Would you take a ride in a pilotless sky taxi?
Tech companies are competing to develop the first viable passenger-carrying sky taxis, whether manned or pilotless, but how soon could these clever copters really be whizzing over our cities? And would you trust one?
Dubai is racing to be the first to put drone taxis in the air.
In June, its Roads and Transport Authority (RTA) signed an agreement with a German start-up Volocopter to test pilotless air taxis towards the end of this year.
The firm has received 25m euros (£22m; $30m) from investors, including German motor manufacturer Daimler, to develop the 18-rotor craft capable of transporting two passengers at a time.
The promotional video claims a top speed of 100km/h (60mph) and a maximum flight time of around 30 minutes, while nine independent battery systems ensure safety.
"You will never require" the onboard emergency parachute, Volocopter assures us.
Dubai's RTA has also teamed up with China's Ehang and is testing the drone maker's single passenger Ehang 184 "autonomous aerial vehicle".
But the largest city in the United Arab Emirates faces stiff competition. It seems the whole world has gone gaga for air-cabs.
In February, ride-sharing giant Uber poached Nasa chief technologist Mark Moore and set him to work heading their Project Elevate - "a future of on-demand urban air transportation".
Airbus, the French aircraft maker, is also working on a prototype air taxi, Vahana, saying it will begin testing at the end of 2017 and have one ready by 2020.
They all spy opportunities in the air because traffic is becoming increasingly clogged on the ground. To take an extreme example, in Brazil's Sao Paulo, the world's 10th richest city, traffic jams average 180km (112 miles) on Fridays, and sometimes stretch to a barely credible 295km.
Yet the world's megalopolises are continuing to grow. No wonder air taxis are capturing people's imaginations.
Ehang carries a single passenger, Volocopter two, while City Airbus is looking at four to six. And each of these companies is pursuing electric propulsion, seeing it as greener and quieter.

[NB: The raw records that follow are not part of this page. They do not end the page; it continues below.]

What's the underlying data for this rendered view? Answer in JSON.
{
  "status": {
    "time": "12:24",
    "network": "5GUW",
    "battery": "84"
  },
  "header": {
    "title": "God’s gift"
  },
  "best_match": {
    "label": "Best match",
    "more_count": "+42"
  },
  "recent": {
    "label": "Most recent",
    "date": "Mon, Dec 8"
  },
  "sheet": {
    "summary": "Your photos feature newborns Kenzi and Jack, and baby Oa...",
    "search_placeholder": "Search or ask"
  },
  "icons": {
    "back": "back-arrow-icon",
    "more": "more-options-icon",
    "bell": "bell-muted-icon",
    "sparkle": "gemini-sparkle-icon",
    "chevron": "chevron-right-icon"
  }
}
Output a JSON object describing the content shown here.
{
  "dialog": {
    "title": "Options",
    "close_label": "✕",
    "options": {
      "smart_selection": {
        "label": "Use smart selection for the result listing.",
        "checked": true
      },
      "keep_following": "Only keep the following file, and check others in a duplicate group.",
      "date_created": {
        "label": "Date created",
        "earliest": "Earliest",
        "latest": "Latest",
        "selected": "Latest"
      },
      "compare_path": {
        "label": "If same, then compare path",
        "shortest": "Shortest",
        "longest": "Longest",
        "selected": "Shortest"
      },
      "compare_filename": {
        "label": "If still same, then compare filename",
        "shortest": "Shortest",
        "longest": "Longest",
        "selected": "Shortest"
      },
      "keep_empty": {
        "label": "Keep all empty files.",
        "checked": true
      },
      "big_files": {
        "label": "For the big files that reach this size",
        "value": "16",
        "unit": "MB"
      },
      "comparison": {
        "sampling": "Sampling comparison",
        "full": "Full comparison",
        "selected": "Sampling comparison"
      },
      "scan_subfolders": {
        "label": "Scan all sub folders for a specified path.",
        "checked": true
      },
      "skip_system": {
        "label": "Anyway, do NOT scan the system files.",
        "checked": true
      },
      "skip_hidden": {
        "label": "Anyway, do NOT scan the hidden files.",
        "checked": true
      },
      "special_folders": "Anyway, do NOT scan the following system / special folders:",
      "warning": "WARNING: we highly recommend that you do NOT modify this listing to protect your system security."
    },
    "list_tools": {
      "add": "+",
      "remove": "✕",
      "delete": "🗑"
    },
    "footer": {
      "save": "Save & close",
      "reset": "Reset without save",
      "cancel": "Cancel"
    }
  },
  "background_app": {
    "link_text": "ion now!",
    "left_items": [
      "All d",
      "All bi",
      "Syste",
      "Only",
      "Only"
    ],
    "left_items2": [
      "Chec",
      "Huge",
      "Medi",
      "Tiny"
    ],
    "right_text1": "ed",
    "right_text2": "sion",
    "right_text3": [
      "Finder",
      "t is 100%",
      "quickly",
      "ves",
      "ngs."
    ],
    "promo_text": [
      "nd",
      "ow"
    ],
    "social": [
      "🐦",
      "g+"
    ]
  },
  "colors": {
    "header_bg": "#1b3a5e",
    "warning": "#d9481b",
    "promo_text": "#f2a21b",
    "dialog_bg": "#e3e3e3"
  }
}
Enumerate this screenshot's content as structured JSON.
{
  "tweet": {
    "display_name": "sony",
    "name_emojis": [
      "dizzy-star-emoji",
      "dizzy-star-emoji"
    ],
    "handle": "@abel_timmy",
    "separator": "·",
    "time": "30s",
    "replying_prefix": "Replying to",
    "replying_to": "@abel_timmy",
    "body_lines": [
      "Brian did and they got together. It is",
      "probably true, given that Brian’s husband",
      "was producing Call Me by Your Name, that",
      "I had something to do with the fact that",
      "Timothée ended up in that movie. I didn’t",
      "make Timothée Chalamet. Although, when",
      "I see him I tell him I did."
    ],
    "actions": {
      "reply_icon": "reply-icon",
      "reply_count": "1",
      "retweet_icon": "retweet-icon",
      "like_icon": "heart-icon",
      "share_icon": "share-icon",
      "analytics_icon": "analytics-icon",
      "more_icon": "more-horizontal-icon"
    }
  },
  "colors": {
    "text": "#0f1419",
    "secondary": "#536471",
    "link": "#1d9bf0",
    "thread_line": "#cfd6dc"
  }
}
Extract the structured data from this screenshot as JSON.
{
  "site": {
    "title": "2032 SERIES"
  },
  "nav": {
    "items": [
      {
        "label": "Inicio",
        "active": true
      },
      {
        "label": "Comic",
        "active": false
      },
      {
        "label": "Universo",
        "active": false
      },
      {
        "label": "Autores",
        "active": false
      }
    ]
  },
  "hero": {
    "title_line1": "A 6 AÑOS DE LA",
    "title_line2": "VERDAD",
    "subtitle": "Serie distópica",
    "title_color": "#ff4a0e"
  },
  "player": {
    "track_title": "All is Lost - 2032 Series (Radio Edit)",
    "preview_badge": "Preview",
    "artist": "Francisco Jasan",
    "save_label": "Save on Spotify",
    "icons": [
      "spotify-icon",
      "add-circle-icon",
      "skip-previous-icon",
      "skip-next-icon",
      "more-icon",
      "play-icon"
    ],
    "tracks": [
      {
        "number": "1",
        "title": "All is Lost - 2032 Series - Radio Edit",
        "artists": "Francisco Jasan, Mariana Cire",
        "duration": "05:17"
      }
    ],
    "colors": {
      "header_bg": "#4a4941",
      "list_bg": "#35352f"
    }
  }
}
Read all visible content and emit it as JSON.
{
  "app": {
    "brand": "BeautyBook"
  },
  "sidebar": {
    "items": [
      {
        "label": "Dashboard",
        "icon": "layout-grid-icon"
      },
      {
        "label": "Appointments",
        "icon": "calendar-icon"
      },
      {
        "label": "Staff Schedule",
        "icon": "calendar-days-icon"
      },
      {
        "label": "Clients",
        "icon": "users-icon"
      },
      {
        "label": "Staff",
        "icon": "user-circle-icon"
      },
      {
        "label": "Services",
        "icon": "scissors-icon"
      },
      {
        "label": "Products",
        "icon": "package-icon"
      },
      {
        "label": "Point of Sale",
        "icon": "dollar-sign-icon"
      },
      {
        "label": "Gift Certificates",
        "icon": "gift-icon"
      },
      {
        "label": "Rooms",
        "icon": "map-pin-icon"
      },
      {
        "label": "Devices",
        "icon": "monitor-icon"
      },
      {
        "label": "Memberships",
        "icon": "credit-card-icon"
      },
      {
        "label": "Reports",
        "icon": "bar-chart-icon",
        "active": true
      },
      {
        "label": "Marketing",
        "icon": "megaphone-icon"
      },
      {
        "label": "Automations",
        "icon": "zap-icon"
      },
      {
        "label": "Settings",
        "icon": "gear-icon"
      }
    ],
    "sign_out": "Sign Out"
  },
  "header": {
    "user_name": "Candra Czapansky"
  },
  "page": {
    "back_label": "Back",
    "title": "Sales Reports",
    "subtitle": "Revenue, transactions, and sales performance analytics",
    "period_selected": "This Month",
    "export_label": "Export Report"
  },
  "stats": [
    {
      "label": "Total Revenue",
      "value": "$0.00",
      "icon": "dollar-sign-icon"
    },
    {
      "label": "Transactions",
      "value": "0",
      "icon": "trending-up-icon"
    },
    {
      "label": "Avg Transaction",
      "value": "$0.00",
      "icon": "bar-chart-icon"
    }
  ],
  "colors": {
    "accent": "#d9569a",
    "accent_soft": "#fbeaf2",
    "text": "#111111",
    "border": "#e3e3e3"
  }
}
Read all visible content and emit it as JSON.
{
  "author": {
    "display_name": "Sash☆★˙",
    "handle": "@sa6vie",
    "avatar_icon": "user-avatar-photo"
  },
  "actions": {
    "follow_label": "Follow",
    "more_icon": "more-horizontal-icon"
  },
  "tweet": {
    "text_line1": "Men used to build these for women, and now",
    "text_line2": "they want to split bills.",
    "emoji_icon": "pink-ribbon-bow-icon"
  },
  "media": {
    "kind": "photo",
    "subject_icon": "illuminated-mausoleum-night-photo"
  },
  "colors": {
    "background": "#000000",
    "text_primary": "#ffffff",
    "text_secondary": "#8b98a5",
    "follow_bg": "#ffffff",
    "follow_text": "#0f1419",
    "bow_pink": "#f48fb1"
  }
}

The preferred horizontal rotor technology allows for vertical take off and landing, which makes sense in densely built up urban spaces. And composite materials, such as carbon fibre, help keep weight to a minimum.
But how will they work in practice and will they be affordable?
Uber's Mr Moore says the cost, with three or four passengers sharing a pool, will be "very similar to what an UberX [car] costs today".
More seriously, given the trade-off between power and weight, how long will these things be able to stay up in the sky relying on battery power alone?
Because if you don't like your mobile going flat, you definitely won't like it when your air taxi does.
China's Ehang drone currently flies for 23 minutes. But US Federal Aviation Administration (FAA) regulates stipulate that aircraft require a spare 20 minutes of fuel. So this would limit the drone to a commercially unviable three-minute flight.
"It's really a problem," says Janina Frankel-Yoeli vice-president of Israel's Urban Aeronautics, a firm taking a manned, combustion-engine approach to air taxis instead.
But Mr Moore argues that improvements in batteries are "on the track we need for them to be there in 2023", when Uber plans to have its first 50 air taxis ready.
The vastly increased investment in electric cars around the world is improving recharging speeds and capacity, he says.
"We don't need long range - 60 miles covers the longest trip across a city."
So rapid recharging capability is more important than range, he argues.
Another solution may involve a two-part drone, with the batteries stored in a detachable base that can be swapped quickly between flights, says Tim Robinson, editor of the Royal Aeronautical Society's magazine, Aerospace.
"If there was a drone waiting and it had a flat battery I'm pretty sure it wouldn't let you take off, whatever your journey was," he says.
In other words, it's very unlikely that a sky taxi would run out of juice mid-flight. Once battery levels reached a critical point, the drone would make an emergency landing.
"I think we'll see multiple redundancy and back-up systems," says Mr Robinson, "like a ballistic parachute which would trigger automatically if it detected a descent rate beyond the parameters."
Another major challenge is managing the airspace and avoiding collisions.
Most major cities already have air corridors set up for helicopters that air taxis could use, Mr Moore says. But requesting to enter the corridors is currently done manually.